On 05/04/2012 22:17, Ofer Israeli wrote:
> Y
> 
> On 5 באפר 2012, at 18:58, "Konstantin Kolinko" <knst.koli...@gmail.com> wrote:
> 
>> 2012/4/5 Ofer Israeli <of...@checkpoint.com>:
>>> Mark Thomas wrote:
>>>> On 04/04/2012 17:02, Ofer Israeli wrote:
>>>>
>>>> Once you have an OOME all bets are off. The JVM needs to be restarted.
>>>> There is no guarantee of reliable operation after an OOME.
>>>>
>>>> Mark
>>>
>>> Hi Mark,
>>> I agree that there in such a situation the JVM should be restarted, but it 
>>> isn't restarted by Tomcat.  On the other hand, Tomcat does take some 
>>> precautious actions and kills the accepting thread, but in such a case it 
>>> should also close the socket that thread is listening on otherwise it is 
>>> leaving garbage around after the thread's death.
>>> Do you see any reason as not to close the listening socket?
>>>
>>
>> 1. Tomcat does not start JVM  thus it cannot restart it.
>>
>> You need some external tool or script or admin to perform monitoring
>> and (re)starts.
>>
>> 2. OOM can happen at a random place. Once it happens, it is likely
>> that other places will also start to fail randomly. It is also likely
>> that your attempts to recover will fail as well.
>>
>> Mark already mentioned it: "all bets are off".
>>
>> Best regards,
>> Konstantin Kolinko
>>
> Hi Konstantin,
> 
> I agree regarding the OOM bringing TC to a state where it must be restored, 
> but my point remains: if there is code that handles catching this exception 
> and terminating the thread, why not terminate gracefully by closing the 
> listening socket before killing the thread?

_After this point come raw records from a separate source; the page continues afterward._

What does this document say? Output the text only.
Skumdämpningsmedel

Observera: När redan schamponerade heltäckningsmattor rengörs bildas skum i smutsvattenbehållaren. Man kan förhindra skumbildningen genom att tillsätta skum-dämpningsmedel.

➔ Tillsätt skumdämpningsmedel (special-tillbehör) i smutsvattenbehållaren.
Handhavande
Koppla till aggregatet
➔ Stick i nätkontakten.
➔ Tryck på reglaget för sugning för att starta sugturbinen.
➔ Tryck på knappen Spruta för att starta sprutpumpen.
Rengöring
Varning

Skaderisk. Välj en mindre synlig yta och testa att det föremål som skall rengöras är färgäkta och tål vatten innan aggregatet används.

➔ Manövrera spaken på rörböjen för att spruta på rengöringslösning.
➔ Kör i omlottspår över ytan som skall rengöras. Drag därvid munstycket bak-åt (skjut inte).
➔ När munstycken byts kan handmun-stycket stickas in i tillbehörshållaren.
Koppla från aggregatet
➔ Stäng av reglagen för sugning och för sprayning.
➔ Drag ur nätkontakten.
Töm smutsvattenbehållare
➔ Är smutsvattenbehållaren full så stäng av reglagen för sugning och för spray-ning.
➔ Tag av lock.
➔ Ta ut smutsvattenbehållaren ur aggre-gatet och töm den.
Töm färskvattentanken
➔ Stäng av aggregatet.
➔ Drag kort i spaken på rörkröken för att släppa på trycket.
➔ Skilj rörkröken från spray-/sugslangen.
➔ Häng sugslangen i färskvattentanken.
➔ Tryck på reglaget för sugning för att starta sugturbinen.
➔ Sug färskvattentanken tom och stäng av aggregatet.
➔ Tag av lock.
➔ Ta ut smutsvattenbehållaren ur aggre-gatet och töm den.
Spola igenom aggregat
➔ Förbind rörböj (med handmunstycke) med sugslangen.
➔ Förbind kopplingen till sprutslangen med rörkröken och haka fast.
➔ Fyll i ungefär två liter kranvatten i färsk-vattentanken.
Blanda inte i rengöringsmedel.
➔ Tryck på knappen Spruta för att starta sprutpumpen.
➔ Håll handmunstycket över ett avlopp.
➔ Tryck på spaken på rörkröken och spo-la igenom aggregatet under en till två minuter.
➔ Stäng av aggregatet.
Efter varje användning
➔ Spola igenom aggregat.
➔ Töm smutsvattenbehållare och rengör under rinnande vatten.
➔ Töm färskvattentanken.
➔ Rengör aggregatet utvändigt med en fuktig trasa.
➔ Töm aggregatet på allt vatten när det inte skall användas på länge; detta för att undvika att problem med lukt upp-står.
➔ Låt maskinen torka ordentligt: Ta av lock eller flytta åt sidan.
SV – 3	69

And your point has been answered.  After an OOM the JVM is in an
unknown, unsafe state so a restart MUST occur to restore service.

Closing a socket gracefully after an OOM is a bit like trying to shut
one of the portholes on the Titanic, shortly after hearing a large
crashing sound.


There's only one place I know of where Tomcat attempts to interact with
OOM conditions and this is not one of them, so I don't believe it's safe
to say that Tomcat is deliberately handling this exception.

NB an OOM is an Error, not an Exception - it is a subclass of
VirtualMachineError, which is thrown to indicate that the Java Virtual
Machine is broken or has run out of resources necessary for it to
continue operating.

An Error is a subclass of Throwable that indicates serious problems that
a reasonable application should not try to catch.
</end-quote>

If anything, the locations where Tomcat catches a Throwable should be
modified so it does *not* catch Errors, rather than continuing to do so
and then attempting a trivial tidy-up.